Chronique

Ray Charles Orchestra

Zurich 1961

Ray Charles (p, voc) + orchestre

Label / Distribution : Montreux Jazz Label

Le Montreux Jazz Label propose avec ses Swiss Radio Days Jazz Series une sérieuse malle aux trésors, pleine de ces grands noms du jazz qui furent quelques uns à illuminer de leur présence sonore les scènes helvétiques à partir des années 50.

Ce fut l’immense – vous excuserez l’abus de superlatifs mais il est des occasions où ils s’imposent – l’immense, donc, Quincy Jones qui eut les honneurs d’ouvrir cette collection avec la réédition d’un concert de son Big Band, à Lausanne en 1960. Le quarante-et-unième volume de la dite collection nous occupe aujourd’hui et il restitue un concert de 1961 à Zurich.
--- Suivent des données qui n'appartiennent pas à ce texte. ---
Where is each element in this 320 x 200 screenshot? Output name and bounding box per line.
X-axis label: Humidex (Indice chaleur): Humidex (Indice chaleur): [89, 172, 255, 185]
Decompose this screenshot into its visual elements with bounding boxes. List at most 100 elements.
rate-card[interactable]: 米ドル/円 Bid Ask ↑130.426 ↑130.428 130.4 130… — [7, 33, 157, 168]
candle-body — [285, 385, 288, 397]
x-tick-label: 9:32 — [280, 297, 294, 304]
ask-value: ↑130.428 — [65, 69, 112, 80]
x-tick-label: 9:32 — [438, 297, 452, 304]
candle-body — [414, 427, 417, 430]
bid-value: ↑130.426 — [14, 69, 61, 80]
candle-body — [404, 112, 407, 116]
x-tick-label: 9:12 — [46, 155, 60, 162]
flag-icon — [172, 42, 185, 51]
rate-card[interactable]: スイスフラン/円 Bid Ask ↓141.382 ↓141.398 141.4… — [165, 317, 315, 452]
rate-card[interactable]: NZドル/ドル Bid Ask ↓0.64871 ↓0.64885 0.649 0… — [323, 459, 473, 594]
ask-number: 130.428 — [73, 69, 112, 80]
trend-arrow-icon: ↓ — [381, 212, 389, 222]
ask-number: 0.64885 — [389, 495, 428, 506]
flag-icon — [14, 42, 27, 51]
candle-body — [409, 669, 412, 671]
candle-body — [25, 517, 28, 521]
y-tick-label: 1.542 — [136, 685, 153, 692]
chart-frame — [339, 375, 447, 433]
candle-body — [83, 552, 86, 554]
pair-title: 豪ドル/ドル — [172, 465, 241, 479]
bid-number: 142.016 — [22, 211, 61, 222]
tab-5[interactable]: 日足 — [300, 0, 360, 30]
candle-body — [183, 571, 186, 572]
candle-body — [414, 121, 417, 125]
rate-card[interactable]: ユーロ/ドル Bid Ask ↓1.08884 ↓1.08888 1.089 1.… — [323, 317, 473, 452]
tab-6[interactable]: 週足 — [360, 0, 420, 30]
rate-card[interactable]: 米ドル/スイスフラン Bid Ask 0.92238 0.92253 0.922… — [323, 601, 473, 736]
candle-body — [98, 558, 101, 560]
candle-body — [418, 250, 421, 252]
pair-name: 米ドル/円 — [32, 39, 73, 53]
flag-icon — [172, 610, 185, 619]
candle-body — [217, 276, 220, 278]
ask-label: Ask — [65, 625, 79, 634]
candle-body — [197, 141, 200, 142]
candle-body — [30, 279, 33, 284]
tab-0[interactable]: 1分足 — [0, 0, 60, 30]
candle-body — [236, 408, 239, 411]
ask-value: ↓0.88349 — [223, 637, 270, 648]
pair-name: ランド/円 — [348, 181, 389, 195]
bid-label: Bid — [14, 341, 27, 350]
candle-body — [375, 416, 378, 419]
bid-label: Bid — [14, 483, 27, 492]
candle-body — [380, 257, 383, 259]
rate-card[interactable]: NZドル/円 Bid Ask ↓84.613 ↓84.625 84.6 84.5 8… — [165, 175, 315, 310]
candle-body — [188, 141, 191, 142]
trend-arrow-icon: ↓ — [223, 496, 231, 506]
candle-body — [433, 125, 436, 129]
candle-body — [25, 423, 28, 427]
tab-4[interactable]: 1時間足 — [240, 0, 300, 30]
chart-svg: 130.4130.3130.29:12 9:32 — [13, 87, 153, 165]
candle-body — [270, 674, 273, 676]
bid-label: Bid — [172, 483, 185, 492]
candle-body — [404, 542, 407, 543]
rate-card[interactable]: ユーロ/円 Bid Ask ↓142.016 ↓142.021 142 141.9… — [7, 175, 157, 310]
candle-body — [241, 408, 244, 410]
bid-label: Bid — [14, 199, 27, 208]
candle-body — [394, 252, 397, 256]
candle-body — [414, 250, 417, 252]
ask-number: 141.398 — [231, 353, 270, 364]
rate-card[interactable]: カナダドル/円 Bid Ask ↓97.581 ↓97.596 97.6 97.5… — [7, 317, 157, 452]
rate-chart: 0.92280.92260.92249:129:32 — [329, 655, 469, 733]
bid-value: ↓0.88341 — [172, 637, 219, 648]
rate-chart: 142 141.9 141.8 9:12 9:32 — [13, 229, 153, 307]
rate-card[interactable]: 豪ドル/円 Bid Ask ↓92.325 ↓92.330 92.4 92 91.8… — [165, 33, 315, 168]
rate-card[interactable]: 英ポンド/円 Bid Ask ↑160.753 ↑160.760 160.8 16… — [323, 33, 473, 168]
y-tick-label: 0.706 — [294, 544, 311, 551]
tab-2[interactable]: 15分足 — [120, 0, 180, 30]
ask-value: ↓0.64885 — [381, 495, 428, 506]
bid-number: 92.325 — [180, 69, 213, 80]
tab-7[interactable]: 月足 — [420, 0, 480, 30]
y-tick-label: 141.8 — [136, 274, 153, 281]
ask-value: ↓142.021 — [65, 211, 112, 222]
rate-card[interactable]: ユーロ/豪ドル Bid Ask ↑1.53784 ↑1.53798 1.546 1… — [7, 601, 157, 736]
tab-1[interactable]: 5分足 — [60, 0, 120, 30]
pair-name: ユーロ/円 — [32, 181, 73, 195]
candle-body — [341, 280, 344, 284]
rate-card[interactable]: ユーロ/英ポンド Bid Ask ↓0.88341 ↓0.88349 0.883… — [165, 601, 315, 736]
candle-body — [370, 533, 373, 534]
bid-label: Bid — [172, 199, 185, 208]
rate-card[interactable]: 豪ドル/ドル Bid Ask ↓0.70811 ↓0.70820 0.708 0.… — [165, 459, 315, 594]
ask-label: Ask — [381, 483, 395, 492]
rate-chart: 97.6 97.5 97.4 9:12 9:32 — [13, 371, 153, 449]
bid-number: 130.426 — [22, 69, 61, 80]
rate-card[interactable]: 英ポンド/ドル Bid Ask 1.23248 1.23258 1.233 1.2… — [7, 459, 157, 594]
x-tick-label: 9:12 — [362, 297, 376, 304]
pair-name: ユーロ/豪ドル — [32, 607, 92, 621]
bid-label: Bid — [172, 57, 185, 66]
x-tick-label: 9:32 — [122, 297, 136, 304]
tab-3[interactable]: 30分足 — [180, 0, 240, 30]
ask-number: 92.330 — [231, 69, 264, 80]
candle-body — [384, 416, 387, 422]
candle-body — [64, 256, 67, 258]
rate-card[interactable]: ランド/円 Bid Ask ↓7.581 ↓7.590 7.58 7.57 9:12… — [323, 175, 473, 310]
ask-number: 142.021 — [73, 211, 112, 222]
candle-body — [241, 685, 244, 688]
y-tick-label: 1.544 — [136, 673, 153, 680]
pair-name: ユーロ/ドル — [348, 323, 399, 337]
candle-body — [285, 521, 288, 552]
C’est de nouveau Quincy Jones qui a écrit une partie des partitions de l’orchestre (l’autre partie étant de la plume d’Ernie Wilkins), mais celui-ci s’efface cette fois au profit d’un autre aimant à superlatifs : Ray Charles.

Entre les deux, une complicité au long cours – Ray Charles et Quincy Jones se sont connus alors qu’ils avaient respectivement 16 et 14 ans, se surnommant entre eux six-neuf (Ray) et sept-zéro (Quincy) – qui fut concrétisée sur disque en 1961 avec le sommet Genius + Soul = Jazz dans l’immédiate foulée duquel ce concert eut lieu.

Dans la foulée mais non pour la promotion : avec le chef d’œuvre sus-cité – superlatif encore, mais tout autant à sa place – la prestation zurichoise ne présente qu’un seul titre en commun, « I’ve Got News for You » tout chaud servi dans ses somptueux arrangements Jonesiens.
Pour le reste quelques tubes (« Hit The Road Jack », la reprise du « Georgia On My Mind » de Hoagy Carmichael) et, surtout, une alternance de chansons soul et de thèmes dans le plus pur style big band, sans intervention vocale de la star.

La science de l’orchestre de Quincy Jones (ou de Ernie Wilkins), toute pointue qu’elle soit, ne fait pas ici dans l’esbroufe. La puissance est préférée aux excès de raffinements dilatoires ; c’est sans fioriture, plus basien qu’ellingtonien en somme. On peut aimer l’un et l’autre mais cette manière sied davantage à Ray Charles, il faut bien l’admettre.
Un parti pris qui n’exclut pas les escapades. Par exemple, le célèbre « Georgia » devient prétexte à une conversation champêtre et légère entre flûte traversière et piano, avant que l’orchestre ne s’en mêle en conclusion.
Autre effet de l’influence du chef sur son orchestre, les instrumentistes, mis en confiance ou dans les meilleures conditions possibles, frôlent par endroits les plus grands.
Don Wilkerson sur « Come Rain Or Come Shine », encouragé par la voix de Ray Charles, rivalise avec les meilleurs moments de Dexter Gordon. Ou encore Leroy Cooper, suave comme un Pepper Adams des sommets sur le morceau « Ghana ».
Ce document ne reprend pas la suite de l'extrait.